A system of refutation for L is sound iff for every (P,#) that is the
result of a refutation in that system, no interpretation of L makes
all of P true.

Every concept introduced so far is bread-and-butter stuff from
introductory undergraduate logic courses.

It is usual to think of systems of proof (and refutation) as given for
the language L, with no particular eye to the L-theories that those
systems will be used to develop. This is a 'uniformity assumption' for
logical systems, which we could consider relaxing. That is, we could
contemplate making our choice of proof- and refutation-systems
'sensitive to' the particular set X of axioms whose consequences we
are trying to capture.

We now state a very weak completeness requirement on satisfiable sets
X of L-sentences:

(I) For any extension L* of L (via finitely many new extralogical
expressions), there is a sound system of refutations such that for any
decidable (= recursive) and satisfiable set Y of id-literals in L*, if
(X union Y) has no model, then the system provides a refutation of
some finite subset of (X union Y).

No problem with (I), except for all the qualifications securing its
weakness. To motivate it for students, point out that it follows from
the usual statement of completeness. 

Ineffability Theorem: If M is a countably infinite L-model every one
of whose individuals is definable, then M cannot be categorically
described by any set X of M-truths in L for which (I) holds.

Proof: Let M be a countably infinite L-model every one of whose
individuals is definable.

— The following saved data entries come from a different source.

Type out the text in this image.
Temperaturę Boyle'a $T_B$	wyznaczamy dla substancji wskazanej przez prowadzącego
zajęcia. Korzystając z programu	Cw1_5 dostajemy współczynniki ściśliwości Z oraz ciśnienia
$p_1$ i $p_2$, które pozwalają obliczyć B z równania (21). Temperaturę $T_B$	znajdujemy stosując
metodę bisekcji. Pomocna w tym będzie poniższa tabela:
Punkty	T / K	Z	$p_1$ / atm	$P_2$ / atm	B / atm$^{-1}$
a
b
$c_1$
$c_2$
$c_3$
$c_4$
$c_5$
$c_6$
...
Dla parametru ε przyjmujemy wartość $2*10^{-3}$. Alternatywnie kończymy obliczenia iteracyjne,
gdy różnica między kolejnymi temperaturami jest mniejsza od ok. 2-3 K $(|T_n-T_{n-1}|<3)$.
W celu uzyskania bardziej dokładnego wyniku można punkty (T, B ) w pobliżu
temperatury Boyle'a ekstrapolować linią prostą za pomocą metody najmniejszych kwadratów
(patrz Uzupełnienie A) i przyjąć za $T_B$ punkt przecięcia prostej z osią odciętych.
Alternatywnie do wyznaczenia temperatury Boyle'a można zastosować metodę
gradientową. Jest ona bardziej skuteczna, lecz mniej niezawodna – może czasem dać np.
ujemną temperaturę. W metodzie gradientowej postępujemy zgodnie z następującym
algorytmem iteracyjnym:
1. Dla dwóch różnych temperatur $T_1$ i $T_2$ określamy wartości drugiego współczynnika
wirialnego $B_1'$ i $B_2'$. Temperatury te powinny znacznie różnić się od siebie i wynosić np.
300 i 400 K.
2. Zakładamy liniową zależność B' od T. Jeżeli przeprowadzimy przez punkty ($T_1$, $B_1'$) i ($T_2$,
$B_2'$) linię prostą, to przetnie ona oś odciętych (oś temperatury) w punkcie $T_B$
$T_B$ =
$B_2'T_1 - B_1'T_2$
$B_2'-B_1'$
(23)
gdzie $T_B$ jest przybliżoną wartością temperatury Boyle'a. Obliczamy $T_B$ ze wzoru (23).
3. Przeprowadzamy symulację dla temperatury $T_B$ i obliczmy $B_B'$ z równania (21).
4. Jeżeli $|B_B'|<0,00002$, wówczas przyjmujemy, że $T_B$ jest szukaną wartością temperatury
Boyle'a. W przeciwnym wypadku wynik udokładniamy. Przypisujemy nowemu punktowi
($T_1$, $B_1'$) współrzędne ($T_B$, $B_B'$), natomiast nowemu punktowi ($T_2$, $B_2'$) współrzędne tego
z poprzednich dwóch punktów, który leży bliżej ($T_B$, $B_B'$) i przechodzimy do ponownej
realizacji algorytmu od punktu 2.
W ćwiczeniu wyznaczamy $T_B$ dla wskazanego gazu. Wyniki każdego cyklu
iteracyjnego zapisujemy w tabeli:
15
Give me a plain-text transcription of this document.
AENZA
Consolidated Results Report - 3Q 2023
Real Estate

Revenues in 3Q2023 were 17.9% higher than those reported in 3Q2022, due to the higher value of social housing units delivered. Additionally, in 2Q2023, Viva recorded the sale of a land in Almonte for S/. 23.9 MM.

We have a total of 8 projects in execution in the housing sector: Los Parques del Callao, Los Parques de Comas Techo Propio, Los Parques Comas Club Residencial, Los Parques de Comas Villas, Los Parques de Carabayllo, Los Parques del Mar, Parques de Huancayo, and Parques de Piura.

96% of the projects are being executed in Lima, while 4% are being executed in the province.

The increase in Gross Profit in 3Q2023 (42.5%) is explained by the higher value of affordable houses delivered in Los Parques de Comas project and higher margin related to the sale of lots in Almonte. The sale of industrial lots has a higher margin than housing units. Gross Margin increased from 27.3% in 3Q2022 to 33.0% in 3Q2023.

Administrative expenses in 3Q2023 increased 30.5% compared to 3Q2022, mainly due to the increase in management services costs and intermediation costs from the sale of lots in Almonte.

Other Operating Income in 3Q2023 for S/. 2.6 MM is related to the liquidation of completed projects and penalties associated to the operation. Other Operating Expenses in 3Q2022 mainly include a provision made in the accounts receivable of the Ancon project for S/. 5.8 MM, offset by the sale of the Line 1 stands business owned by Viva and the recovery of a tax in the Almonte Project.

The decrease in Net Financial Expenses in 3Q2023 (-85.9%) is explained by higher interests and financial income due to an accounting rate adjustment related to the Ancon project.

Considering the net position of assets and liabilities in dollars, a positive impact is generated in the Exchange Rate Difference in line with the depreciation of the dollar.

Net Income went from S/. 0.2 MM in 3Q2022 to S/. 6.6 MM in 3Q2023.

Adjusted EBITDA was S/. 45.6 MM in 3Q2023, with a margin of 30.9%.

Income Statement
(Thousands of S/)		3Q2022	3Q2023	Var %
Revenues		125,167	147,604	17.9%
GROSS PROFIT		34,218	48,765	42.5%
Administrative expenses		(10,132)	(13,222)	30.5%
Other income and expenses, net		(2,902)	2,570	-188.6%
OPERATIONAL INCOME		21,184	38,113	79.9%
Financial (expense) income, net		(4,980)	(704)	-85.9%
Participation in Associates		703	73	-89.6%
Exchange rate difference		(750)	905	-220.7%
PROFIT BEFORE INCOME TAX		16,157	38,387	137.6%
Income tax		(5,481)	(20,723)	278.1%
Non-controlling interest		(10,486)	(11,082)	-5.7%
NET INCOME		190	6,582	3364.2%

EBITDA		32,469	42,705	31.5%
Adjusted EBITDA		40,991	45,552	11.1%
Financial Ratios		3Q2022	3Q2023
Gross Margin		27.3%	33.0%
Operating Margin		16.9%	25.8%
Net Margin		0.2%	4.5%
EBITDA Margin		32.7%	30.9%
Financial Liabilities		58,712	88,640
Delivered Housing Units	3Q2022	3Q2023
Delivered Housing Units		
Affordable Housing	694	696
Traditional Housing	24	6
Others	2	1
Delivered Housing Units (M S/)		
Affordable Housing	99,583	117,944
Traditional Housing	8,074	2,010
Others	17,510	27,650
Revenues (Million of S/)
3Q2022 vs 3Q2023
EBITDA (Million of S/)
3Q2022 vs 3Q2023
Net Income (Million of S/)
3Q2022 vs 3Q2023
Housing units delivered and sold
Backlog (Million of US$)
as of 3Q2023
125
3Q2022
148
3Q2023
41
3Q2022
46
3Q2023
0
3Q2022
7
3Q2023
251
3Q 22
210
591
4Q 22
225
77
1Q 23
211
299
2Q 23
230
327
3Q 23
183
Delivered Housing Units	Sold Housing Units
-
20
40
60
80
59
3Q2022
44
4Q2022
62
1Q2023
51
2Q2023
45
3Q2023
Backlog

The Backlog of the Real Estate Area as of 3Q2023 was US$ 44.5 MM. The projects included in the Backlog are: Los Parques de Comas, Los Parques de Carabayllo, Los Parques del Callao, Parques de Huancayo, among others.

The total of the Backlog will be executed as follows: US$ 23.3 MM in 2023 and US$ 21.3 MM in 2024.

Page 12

Thus for every individual m in M, there is
some term t_m denoting m in M. Let X be any set of M-truths in L.
Introduce a new name a.  This gives us the extension L* of L. Consider
the set X* defined as

	X union {~(t_m=a))|m in M}.

Suppose for reductio that X* has no model. Then by (I) there is a
(sound) refutation of some finite subset Z, say, of X*. Now extend 
the model M of X by letting the new name a denote a member of M not
denoted by any term occurring in any sentence in Z. This can be done,
since there are only finitely many such terms and M is infinite. We
thereby obtain a model for Z---which is impossible, since there is a
sound refutation of Z.

So by classical reductio ad absurdum, X* has a model after all. And
such a model cannot be isomorphic to M, because it has to contain a
denotation for the new name a distinct from every member of M. 


Philosophical corollaries: we cannot simultaneously have deductive
access (from a set of axioms) to all truths about the system of
natural numbers, *and* characterize them categorically by means of the
axiom set we use. This is independent of what sort of language we use
(first order or higher order). The same holds for the system of
rational numbers.

The interest of the theorem stated this way is that all its
assumptions have been stripped down, and its conclusion has
considerable philosophical generality. (I) is an obvious
epistemological desideratum in the study of mathematical structures,
as is the requirement that proofs and refutations be finite.

The Ineffability Theorem could have been proved as early as 1918, but
it wasn't until the mid-1930s that anyone would have stated it this
way. It can be established without knowledge of any completeness or
compactness of Lowenheim-Skolem theorems, and without knowledge of
ultraproduct constructions. It was just there, ready to stare any
logician in the face, as soon as clarity had been attained about
logical consequence v. deducibility, and satisfiability v.
consistency, and the finitary nature of proof.

It should be accessible to any philosophy or mathematics undergraduate
who has done an introductory logic course taking them to the point
where they can translate English sentences into first-order (and
second-order) notation, but who have not yet been taken through the
completeness proof for first-order logic (or indeed even a
completeness proof for propositional logic).